Escribiendo letras aleatorias solo para no permitir que se terminara nuestra
conversación, descubrí que afirmaba con veinte años más que los míos, también
que es aficionado del horóscopo dominguero y que por guayanés, podría retratar
su alma si pintaba ríos y caminos de campos verdes e infinitos con la
majestuosa voz de Axl Rose puesta de fondo.
Despedirme esa noche, fue un auténtico naufragio sin
rescate. Deseaba poder terminar aquel 21 de Enero uniéndolo con el siguiente
22, fingiendo no tener por costumbre abrir la puerta en cuanto termina el show,
porque esta historia perduraría. Disfrutando de despojarme de la tradición de
guardarme los labios sino es amor, porque lo sería. Delirando en su cuerpo
hasta dormir. Pero independientemente de lo que quisiera, debía volver del
pecado. No había espacio para besos despacio, no lo conocía y la magia de
haber estado vivos durante un urgente presente, no debe arruinarse con lo
inútil de cruzar la línea al atropello de quererse vestidos.

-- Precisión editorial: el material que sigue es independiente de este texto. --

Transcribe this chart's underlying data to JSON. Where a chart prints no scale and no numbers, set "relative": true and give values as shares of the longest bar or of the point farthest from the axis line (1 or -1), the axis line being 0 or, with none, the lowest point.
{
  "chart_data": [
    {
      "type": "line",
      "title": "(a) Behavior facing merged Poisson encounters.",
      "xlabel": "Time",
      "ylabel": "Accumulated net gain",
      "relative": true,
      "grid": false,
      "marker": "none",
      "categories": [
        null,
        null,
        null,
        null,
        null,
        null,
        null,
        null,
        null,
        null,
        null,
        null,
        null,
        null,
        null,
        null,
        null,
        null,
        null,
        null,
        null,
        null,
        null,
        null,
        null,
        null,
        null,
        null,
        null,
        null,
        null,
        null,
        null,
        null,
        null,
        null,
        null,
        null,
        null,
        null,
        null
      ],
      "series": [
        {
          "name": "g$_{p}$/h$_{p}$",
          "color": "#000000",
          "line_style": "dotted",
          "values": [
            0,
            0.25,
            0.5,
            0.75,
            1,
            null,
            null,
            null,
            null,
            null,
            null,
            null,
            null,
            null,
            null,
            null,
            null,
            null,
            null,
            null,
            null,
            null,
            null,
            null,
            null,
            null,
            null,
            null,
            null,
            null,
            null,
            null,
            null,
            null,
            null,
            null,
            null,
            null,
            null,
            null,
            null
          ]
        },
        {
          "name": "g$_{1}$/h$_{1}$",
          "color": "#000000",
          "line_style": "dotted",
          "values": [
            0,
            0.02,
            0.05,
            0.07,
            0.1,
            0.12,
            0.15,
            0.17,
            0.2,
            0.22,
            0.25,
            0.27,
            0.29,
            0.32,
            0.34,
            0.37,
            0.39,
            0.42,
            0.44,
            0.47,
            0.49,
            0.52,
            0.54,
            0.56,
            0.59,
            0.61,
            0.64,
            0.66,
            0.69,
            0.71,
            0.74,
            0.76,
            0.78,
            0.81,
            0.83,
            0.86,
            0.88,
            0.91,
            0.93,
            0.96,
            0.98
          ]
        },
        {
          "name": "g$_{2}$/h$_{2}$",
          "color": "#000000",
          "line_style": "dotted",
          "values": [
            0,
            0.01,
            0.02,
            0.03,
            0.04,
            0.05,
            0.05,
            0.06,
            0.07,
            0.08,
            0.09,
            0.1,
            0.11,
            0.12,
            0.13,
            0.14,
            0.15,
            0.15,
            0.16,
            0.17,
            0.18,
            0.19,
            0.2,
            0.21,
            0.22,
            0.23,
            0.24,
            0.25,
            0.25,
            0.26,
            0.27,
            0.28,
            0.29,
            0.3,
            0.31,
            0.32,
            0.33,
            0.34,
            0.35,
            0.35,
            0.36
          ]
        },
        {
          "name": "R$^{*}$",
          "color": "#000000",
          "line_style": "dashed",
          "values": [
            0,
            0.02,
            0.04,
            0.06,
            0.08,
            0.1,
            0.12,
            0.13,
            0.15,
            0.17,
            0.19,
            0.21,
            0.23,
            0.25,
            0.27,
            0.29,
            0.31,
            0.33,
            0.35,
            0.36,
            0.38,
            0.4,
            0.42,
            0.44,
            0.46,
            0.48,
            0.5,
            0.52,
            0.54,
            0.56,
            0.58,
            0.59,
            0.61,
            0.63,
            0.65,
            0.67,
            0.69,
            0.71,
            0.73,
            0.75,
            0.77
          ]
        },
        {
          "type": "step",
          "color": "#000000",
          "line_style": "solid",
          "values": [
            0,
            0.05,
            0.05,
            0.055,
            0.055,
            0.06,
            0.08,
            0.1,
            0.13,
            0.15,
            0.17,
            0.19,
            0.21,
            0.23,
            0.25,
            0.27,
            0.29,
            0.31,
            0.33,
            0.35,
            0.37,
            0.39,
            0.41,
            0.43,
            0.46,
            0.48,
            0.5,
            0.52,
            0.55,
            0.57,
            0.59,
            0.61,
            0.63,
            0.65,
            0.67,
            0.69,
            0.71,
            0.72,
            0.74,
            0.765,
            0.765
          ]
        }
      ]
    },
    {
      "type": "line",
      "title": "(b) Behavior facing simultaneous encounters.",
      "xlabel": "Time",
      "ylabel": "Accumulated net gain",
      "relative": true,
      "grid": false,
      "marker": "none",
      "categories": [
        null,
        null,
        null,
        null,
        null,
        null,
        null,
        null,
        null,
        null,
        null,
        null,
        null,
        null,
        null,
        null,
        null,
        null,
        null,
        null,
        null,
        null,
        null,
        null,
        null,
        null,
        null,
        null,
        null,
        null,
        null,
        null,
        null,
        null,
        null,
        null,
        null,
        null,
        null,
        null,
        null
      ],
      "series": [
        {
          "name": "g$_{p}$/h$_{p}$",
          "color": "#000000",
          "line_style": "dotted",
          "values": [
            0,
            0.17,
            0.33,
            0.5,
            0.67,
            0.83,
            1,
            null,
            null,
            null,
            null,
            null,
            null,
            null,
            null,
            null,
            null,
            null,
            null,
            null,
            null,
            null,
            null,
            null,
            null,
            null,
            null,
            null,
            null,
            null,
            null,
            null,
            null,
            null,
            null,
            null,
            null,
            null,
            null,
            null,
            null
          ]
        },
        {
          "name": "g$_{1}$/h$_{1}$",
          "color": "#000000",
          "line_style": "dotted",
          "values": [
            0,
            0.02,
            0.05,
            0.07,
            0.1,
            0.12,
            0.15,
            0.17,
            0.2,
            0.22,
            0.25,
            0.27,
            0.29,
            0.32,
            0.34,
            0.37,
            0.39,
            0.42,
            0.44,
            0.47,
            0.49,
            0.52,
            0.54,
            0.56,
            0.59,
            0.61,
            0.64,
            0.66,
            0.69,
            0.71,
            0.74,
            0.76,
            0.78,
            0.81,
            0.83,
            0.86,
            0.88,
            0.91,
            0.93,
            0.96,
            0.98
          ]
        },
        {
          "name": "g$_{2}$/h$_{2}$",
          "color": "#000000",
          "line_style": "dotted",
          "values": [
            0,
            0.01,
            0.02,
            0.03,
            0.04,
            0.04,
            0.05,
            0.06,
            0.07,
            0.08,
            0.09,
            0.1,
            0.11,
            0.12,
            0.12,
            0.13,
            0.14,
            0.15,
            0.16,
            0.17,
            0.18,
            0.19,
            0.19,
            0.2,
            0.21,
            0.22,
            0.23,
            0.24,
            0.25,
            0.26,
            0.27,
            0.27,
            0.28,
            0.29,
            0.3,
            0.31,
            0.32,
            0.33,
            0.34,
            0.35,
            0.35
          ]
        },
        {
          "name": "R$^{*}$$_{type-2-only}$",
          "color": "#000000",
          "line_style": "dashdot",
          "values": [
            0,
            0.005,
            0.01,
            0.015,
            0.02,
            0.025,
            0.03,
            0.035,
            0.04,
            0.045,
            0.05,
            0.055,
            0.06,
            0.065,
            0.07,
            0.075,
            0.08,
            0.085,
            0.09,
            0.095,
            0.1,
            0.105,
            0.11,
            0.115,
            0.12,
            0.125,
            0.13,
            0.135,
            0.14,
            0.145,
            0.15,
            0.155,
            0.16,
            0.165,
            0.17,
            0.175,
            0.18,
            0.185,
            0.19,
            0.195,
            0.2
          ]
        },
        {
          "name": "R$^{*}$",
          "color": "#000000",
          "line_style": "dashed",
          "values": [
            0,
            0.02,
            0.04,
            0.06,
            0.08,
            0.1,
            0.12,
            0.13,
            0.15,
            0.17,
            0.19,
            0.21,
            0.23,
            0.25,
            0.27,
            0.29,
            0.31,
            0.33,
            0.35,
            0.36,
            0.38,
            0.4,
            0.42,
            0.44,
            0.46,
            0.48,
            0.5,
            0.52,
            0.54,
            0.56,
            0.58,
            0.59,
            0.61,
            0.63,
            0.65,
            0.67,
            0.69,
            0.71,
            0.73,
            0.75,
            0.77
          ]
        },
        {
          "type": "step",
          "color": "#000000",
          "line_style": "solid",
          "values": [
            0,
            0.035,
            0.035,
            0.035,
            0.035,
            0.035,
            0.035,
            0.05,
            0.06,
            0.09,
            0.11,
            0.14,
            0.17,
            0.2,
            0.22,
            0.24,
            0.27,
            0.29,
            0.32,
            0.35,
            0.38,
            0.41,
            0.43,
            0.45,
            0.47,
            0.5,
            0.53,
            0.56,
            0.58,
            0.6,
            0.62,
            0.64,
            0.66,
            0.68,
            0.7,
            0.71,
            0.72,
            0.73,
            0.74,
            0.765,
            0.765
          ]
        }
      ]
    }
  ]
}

Pese a mis intentos por mantenerme a salvo en la calle del
-no te quiero querer-, Albert cruzaba buscándome con sonrisas infames que no entendía,
removiendo mis desordenes, acercándose seguro de sí y de un nosotros utópico,
condenado al fracaso de la ficción por el anillo presumido que me cobraba los
anhelos de un pasado mañana junto a su dueño. <No me gustan las
mentiras. Me gustas y debo confesar que soy casado> Dijo el ajeno. Y
quizá pude echar los pasos a andar en retirada, pero tenía el deseo hipotecado
en sus manos. Mordí el anzuelo y me mantuve en su acera, una sala de espera sin
esperanzas. Albert, sin rostro y sin voz, huracán en mi calendario. Aún
desconozco que me hizo detenerme en la insolencia de quedarme, pero esta era
una de esas mentiras que ganan juicios a la desafinada razón.
Un mal día, él
desapareció. Un lunes de marzo recuerdo. Me guiñó el habitual saludo en MD de
por las mañanas <Que tengas feliz semana mi mamigabby> Dijo, sin
anticipar adiós alguno. Y de vista le perdí. No volvió a contestar a mis
mensajes. Me asomaba cada cuanto por la ventana de twitter pero no se iluminaba
mi buzón. Tal vez era solo neón, pensé. Y admito la decepción, estaba ahogada
entre dos puntos suspensivos porque no
parecían sobrar motivos para una repentina despedida, sobre todo cuando era él
mismo quién se lanzaba a lo inseguro de
sentir. Tal vez era solo un turista, pensé. Y a mí me había cautivado la idea
de volverme un destino suicida. Pero un
buen día él llegó a sanarme Abril y digo sanarme porque el mes me traía años de
heridas abiertas. <No me odies por favor> Dijo. ¿Cómo podría
odiarle si que volviese me estaba haciendo feliz?
Patriota, nacionalista y comunicador, un poco cursi y
bastante sexual, conquistador decidido a romper mi coraza y mis fuertes con su
voz ahora explorada, para ser ese –con quien- todo quiera al final de cada
jornada. <Fotografié a un
congorocho verde que hallé en mi casa cuando pensaba en ti> me contó, y
caprichoso el azar empeñado en hacer poesía a costa nuestra, esperando un
cambio en el semáforo tres tardes después brota sutil en mis pies uno igual
como si acaso hubiese cruzado las trescientas sesenta y dos millas que nos
separan haciendo de si un enviado mensajero, tocándome el corazón que se trae
por defecto, avisando que demasiado tarde ya era para creer que tenía la
voluntad atada todavía a mí. Sucumbiendo así al drama de no ser ni estar seguros
pero esperarnos, despojándonos de la confusión entre amor y legalidades,
tanteando el espacio a ciegas por creer que existen destinos y casualidad. Por creer que en almas también se hace el
amor.
Entre los versos de Benedetti pensé que había conocido la emoción,
entonces él, en una libreta escribió un jardín de cariños para mí y confieso
que todos los grandes perdieron sentido. Una egoísta, adicta a la cómoda
soledad y carente de empatía, se rindió en silencio ante uno de esos amores que
no mueren y que matan.
<Quiero decirte que te amo sin
remordimientos. ¿Quieres ser mi novia?> Dijo un domingo 24 de junio.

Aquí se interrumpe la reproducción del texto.